Hint: A differential equation is a mathematical equation that connects some function to its derivatives. In real-world applications, functions represent physical quantities, whereas derivatives represent the rate of change of the function with respect to its independent variables.

Complete step by step solution: 
As we know that,
The highest order derivative involved in a differential equation is referred to as the differential equation's order. The degree of a differential equation is the exponent or power of the highest order derivative in that differential equation.
A first-order differential equation is an equation in which $\left( {x,y} \right)$ is a function of two variables and it can be defined on a $xy - $plane region. As, it only involves the first derivative $\dfrac{{dy}}{{dx}}$, therefore the equation is of first order.

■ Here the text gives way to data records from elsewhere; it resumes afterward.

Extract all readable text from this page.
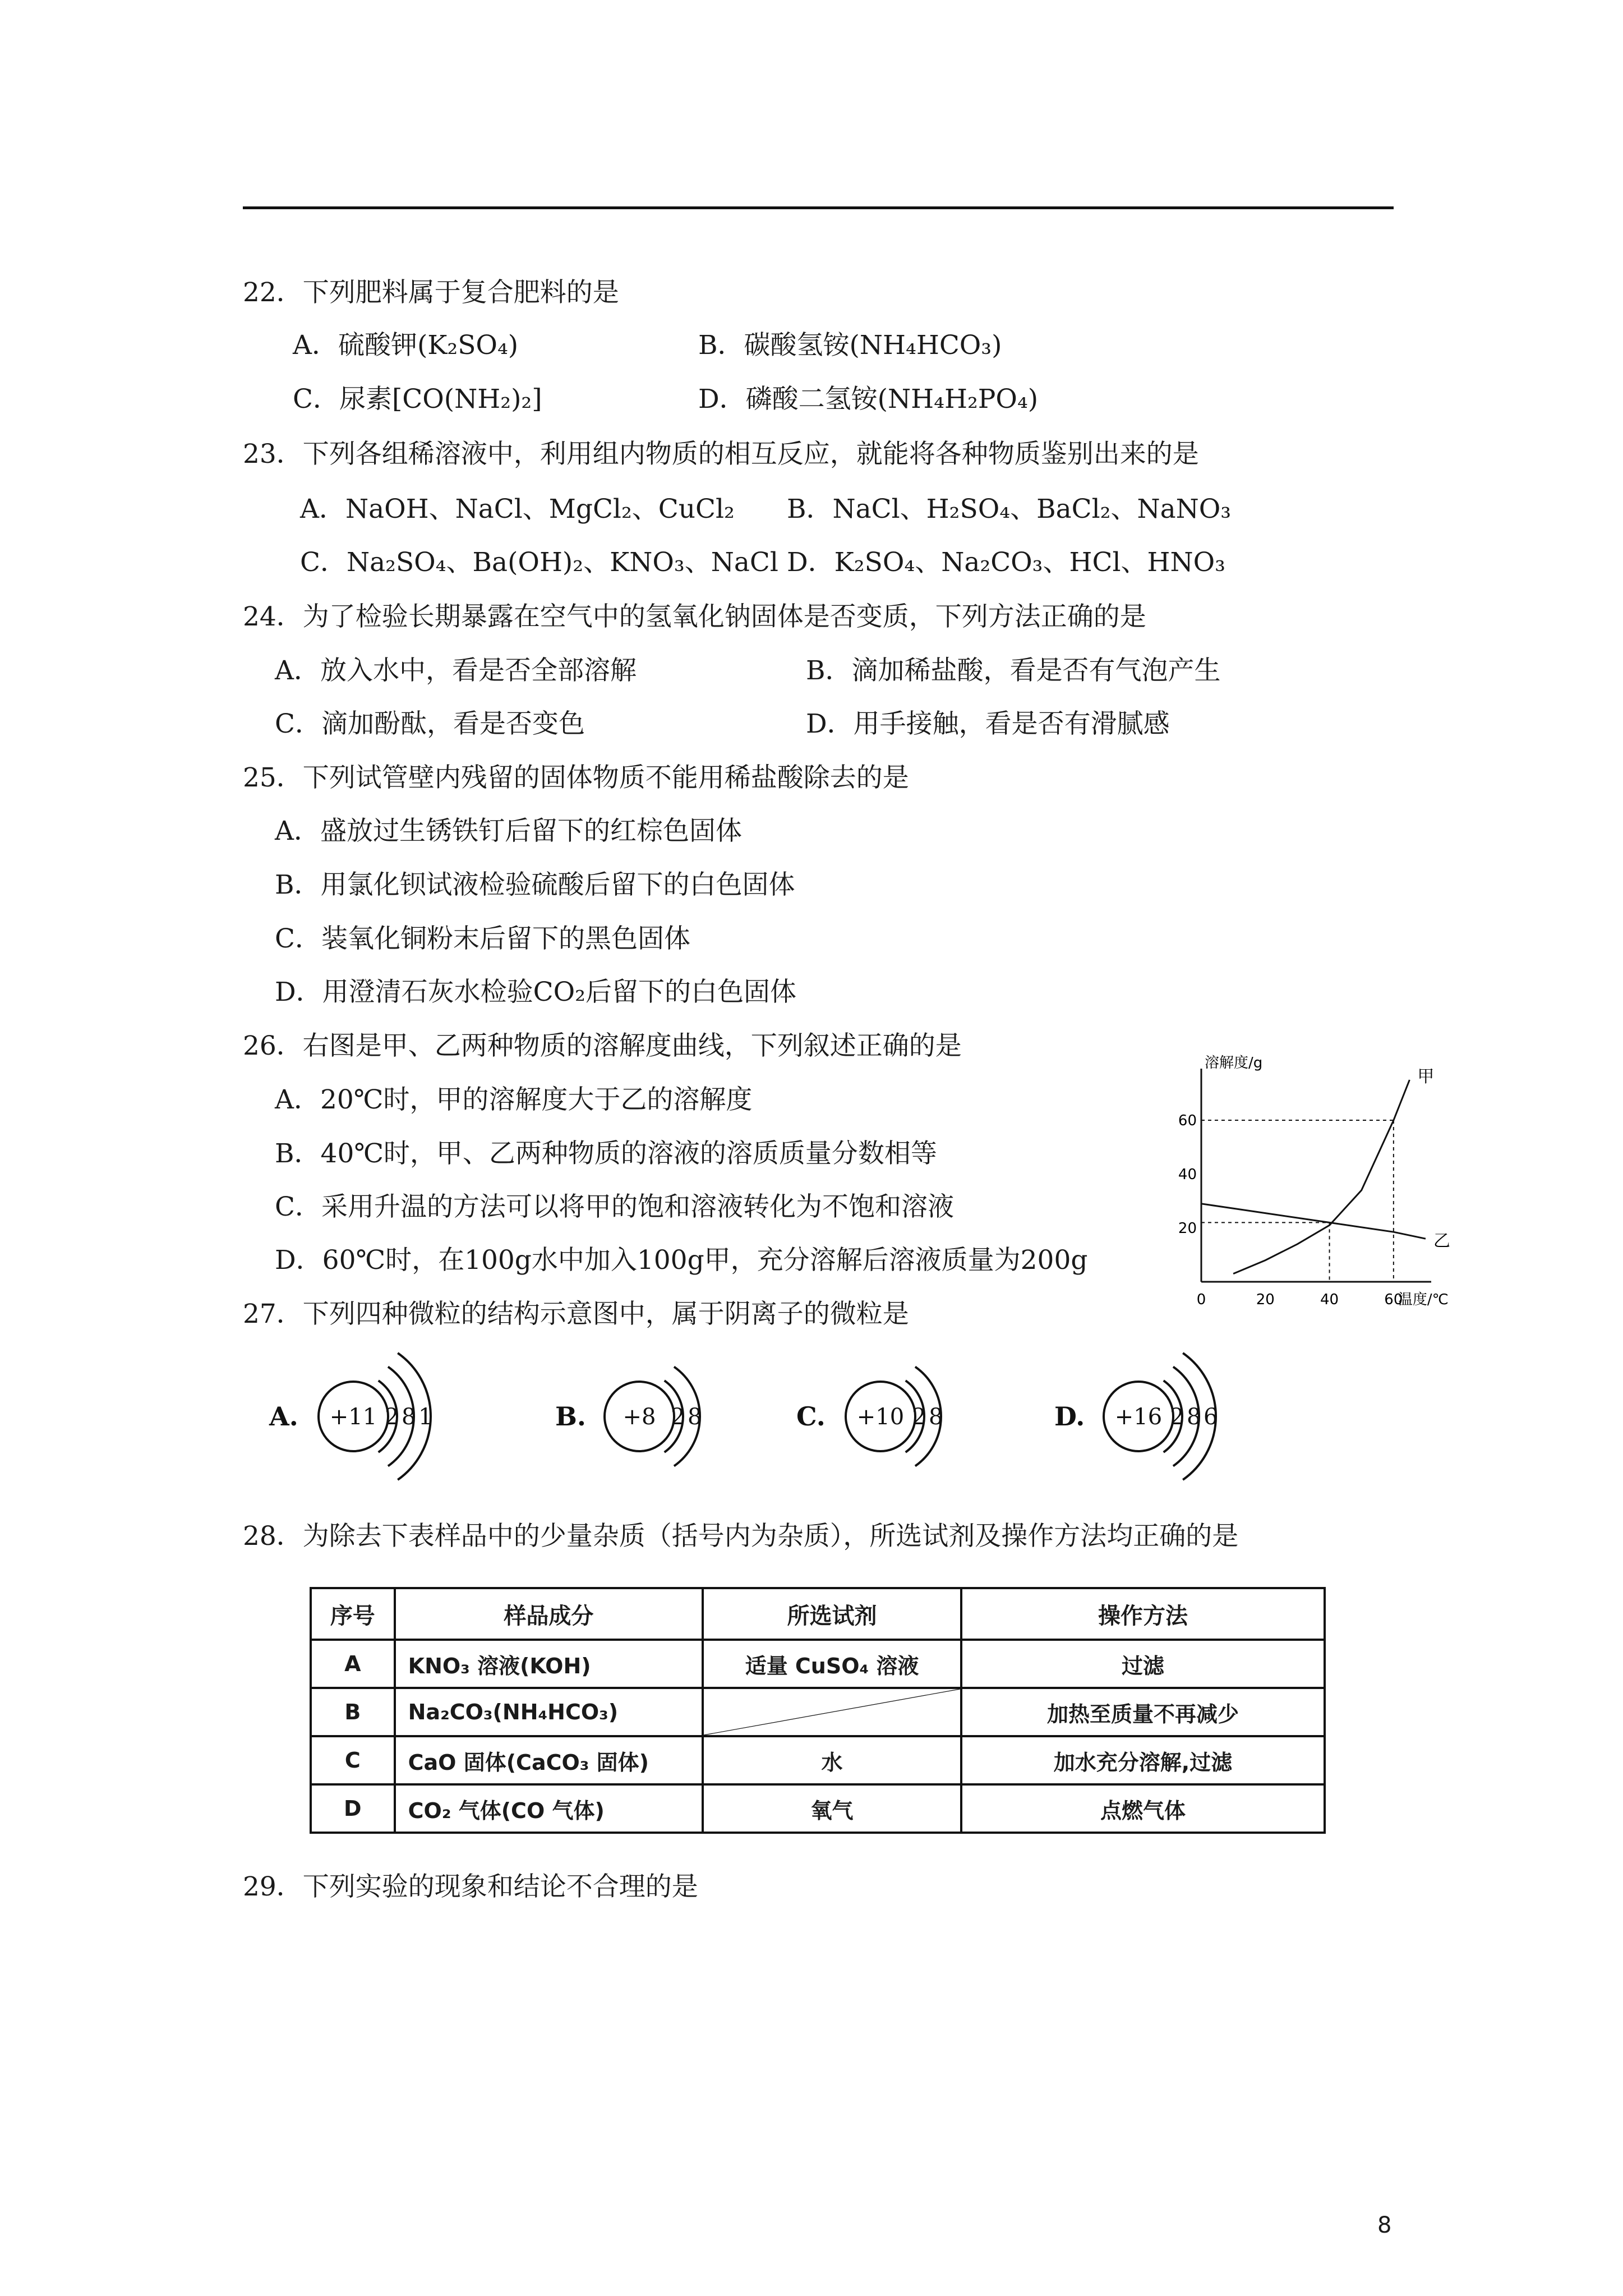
22．下列肥料属于复合肥料的是
A．硫酸钾(K₂SO₄)	B．碳酸氢铵(NH₄HCO₃)
C．尿素[CO(NH₂)₂]	D．磷酸二氢铵(NH₄H₂PO₄)
23．下列各组稀溶液中，利用组内物质的相互反应，就能将各种物质鉴别出来的是
A．NaOH、NaCl、MgCl₂、CuCl₂ B．NaCl、H₂SO₄、BaCl₂、NaNO₃
C．Na₂SO₄、Ba(OH)₂、KNO₃、NaCl D．K₂SO₄、Na₂CO₃、HCl、HNO₃
24．为了检验长期暴露在空气中的氢氧化钠固体是否变质，下列方法正确的是
A．放入水中，看是否全部溶解	B．滴加稀盐酸，看是否有气泡产生
C．滴加酚酞，看是否变色	D．用手接触，看是否有滑腻感
25．下列试管壁内残留的固体物质不能用稀盐酸除去的是
A．盛放过生锈铁钉后留下的红棕色固体
B．用氯化钡试液检验硫酸后留下的白色固体
C．装氧化铜粉末后留下的黑色固体
D．用澄清石灰水检验CO₂后留下的白色固体
26．右图是甲、乙两种物质的溶解度曲线，下列叙述正确的是
A．20℃时，甲的溶解度大于乙的溶解度
B．40℃时，甲、乙两种物质的溶液的溶质质量分数相等
C．采用升温的方法可以将甲的饱和溶液转化为不饱和溶液
D．60℃时，在100g水中加入100g甲，充分溶解后溶液质量为200g
0	20	40	60
20
40
60
溶解度/g
温度/℃
甲
乙
27．下列四种微粒的结构示意图中，属于阴离子的微粒是
A. +11 2 8 1	B. +8 2 8	C. +10 2 8	D. +16 2 8 6
28．为除去下表样品中的少量杂质（括号内为杂质），所选试剂及操作方法均正确的是
序号	样品成分	所选试剂	操作方法
A	KNO₃ 溶液(KOH)	适量 CuSO₄ 溶液	过滤
B	Na₂CO₃(NH₄HCO₃)		加热至质量不再减少
C	CaO 固体(CaCO₃ 固体)	水	加水充分溶解,过滤
D	CO₂ 气体(CO 气体)	氧气	点燃气体
29．下列实验的现象和结论不合理的是
8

Also, a first- order and first- degree differential equation can be written as
$f\left( {x,y,\dfrac{{dy}}{{dx}}} \right) = 0$
Hence option (A) is the correct answer i.e., first order of differentiation of $y$ with respect to $x$ and first degree of $\dfrac{{dy}}{{dx}}$.

Note: The term derivative is the root of the first order differential equation. A solid understanding of derivatives can make learning differential equations easier and more digestible. A derivative is a mathematical tool for measuring the rate of change of values in a function at a specific point in the function.